The first group used the Salin device approximately 8-10 hours/day. The placebo lot used the Salin for the same time period but with the salt plates removed. The first lot noted significant improvements in clinical state and a subjective estimation of “better” have been seen by patients. Furthermore, this was especially the case with those that were more seriously affected by the illness. Objective symptoms of the disease, like sputum analysis, respiratory function, crackles at auscultation and FEV1, showed improvements from before treatment. On the other hand, the placebo lot experienced no changes comparable to those from lot I.

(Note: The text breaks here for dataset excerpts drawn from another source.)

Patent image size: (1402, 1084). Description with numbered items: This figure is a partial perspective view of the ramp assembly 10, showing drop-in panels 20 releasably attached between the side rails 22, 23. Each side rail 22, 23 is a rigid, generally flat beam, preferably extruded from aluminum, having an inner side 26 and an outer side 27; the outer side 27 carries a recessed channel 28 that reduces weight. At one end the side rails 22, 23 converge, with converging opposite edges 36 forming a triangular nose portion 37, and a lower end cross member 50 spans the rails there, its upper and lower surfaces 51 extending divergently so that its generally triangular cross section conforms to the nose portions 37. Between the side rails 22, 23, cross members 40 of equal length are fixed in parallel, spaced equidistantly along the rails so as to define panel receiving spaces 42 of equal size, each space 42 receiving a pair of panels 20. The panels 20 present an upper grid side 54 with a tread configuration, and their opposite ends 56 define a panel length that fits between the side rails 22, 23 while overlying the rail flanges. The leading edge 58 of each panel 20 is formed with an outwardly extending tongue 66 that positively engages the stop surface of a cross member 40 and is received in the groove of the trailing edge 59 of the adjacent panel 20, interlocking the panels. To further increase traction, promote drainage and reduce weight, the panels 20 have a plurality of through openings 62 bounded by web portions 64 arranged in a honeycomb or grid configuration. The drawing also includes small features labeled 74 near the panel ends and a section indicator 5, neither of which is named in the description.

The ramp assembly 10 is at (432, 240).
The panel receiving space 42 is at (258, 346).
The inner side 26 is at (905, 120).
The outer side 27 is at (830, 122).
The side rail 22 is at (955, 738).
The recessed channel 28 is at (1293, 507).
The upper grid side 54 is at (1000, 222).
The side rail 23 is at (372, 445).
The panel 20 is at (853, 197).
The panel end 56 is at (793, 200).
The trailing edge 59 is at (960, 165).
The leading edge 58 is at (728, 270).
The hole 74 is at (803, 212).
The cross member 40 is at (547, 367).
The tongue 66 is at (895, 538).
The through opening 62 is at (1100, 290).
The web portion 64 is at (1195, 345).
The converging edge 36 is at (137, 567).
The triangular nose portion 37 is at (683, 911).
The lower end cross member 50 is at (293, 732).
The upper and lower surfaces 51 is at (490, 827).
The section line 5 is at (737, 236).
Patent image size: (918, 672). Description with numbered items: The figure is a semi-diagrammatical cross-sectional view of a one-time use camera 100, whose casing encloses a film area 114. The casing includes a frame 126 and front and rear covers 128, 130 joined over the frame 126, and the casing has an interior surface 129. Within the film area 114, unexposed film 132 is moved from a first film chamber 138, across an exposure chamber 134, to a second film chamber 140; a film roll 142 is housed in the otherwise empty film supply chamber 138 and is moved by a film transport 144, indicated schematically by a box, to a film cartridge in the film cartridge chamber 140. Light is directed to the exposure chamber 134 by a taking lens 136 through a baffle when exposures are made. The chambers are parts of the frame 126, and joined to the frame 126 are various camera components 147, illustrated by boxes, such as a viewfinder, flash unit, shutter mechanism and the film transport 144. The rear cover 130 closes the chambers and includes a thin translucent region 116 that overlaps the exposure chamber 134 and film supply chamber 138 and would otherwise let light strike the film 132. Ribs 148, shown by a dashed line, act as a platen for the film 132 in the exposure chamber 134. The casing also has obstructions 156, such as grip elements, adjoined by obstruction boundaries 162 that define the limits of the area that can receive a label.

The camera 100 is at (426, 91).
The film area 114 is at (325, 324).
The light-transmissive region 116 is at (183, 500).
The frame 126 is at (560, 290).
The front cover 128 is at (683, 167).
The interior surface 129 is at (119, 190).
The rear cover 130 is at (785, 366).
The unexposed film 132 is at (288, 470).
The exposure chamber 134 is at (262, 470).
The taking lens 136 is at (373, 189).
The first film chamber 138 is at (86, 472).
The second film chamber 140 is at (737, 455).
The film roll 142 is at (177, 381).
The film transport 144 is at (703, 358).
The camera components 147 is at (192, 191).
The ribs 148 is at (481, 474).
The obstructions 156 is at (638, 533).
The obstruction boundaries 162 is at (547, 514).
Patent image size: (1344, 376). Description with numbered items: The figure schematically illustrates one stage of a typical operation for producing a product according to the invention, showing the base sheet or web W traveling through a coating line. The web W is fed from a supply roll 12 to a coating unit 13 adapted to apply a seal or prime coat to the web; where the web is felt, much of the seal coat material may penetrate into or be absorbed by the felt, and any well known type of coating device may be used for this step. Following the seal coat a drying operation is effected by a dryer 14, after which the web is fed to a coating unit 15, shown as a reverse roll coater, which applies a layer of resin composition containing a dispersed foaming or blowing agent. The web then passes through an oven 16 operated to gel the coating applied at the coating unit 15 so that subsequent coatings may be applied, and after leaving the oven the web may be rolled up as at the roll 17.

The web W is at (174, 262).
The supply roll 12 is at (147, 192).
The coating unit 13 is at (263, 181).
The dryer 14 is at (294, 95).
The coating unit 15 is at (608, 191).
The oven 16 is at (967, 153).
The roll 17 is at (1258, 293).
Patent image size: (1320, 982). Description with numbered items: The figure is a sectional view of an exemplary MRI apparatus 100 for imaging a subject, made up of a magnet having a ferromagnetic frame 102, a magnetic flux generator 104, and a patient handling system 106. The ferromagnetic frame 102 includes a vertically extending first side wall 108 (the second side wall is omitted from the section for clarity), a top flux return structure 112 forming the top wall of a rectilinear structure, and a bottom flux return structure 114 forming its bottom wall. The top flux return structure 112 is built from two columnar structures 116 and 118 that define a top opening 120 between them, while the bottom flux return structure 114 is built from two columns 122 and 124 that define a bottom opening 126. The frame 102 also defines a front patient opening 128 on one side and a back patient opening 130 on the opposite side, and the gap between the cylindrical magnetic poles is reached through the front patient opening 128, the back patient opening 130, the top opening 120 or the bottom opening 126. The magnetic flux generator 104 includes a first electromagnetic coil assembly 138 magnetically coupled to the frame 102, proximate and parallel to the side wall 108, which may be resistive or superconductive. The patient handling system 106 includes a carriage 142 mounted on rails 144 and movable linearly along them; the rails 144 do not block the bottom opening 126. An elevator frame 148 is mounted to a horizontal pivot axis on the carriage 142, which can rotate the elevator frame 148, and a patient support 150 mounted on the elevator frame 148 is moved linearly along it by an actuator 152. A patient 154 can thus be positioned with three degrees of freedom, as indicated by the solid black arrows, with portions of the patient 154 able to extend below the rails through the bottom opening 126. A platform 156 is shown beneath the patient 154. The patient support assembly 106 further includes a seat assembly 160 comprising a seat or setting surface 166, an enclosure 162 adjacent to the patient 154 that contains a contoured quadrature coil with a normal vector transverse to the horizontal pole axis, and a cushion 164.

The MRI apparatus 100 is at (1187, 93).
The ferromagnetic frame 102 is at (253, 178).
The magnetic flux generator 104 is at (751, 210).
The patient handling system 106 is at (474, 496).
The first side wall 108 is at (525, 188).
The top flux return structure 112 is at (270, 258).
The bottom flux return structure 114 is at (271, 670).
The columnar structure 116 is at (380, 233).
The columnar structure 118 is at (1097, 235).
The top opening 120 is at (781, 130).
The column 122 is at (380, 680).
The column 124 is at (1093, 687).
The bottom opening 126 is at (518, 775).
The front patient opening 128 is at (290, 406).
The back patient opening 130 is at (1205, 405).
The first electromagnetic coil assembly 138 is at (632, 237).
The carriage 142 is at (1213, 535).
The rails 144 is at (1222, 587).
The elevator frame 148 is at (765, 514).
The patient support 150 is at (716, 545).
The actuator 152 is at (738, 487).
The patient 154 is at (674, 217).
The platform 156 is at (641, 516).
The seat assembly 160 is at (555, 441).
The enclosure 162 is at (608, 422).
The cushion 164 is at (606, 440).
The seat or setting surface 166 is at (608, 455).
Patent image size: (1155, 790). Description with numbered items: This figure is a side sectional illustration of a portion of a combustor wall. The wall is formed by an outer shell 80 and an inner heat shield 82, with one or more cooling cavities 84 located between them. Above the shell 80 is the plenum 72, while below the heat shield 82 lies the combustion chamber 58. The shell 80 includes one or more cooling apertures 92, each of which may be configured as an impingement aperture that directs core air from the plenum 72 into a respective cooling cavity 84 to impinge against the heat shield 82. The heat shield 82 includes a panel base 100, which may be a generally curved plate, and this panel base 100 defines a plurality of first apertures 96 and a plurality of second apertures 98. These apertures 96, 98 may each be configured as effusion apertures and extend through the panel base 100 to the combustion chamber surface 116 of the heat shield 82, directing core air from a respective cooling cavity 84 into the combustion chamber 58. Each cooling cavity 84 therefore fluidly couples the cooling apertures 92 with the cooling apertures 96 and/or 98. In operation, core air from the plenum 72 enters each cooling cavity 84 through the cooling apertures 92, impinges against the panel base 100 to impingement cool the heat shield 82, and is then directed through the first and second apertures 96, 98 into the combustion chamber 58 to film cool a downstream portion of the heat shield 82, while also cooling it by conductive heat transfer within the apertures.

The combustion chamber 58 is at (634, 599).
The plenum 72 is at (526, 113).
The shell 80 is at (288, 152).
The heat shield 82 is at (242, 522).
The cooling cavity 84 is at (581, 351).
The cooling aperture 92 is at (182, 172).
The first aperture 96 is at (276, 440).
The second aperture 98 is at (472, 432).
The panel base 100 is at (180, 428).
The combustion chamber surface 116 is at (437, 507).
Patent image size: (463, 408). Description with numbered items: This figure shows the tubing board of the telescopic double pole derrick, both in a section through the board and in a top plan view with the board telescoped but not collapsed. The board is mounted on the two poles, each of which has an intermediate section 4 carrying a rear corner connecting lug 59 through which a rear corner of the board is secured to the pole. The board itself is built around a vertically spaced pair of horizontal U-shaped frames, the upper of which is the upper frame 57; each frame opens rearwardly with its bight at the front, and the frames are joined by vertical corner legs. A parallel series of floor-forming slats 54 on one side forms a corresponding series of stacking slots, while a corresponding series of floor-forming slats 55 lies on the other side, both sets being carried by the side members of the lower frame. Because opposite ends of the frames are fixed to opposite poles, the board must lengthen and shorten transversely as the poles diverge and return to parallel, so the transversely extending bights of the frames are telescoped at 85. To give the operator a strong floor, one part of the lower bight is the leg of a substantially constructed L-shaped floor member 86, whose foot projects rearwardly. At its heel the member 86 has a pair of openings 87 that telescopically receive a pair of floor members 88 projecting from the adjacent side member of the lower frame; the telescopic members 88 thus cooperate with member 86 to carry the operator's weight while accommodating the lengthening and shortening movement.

On clinical examination, the patients receiving the active treatment noted an increase in sputum elimination in the first stage. Significant reductions of sputum quantity, improvement of the respiratory functional syndrome, less crackles at auscultation and an improvement of FEV1 all followed. Furthermore, no patients receiving the treatment experienced acute episodes that should require another hospitalization for the duration of the treatment.
The authors concluded that forced ionization of the indoor air represents a natural and efficient treatment for respiratory diseases in patients with cystic fibrosis. This treatment could be used alongside with the classical therapy, doesn’t have any side effects and has a quite modest cost.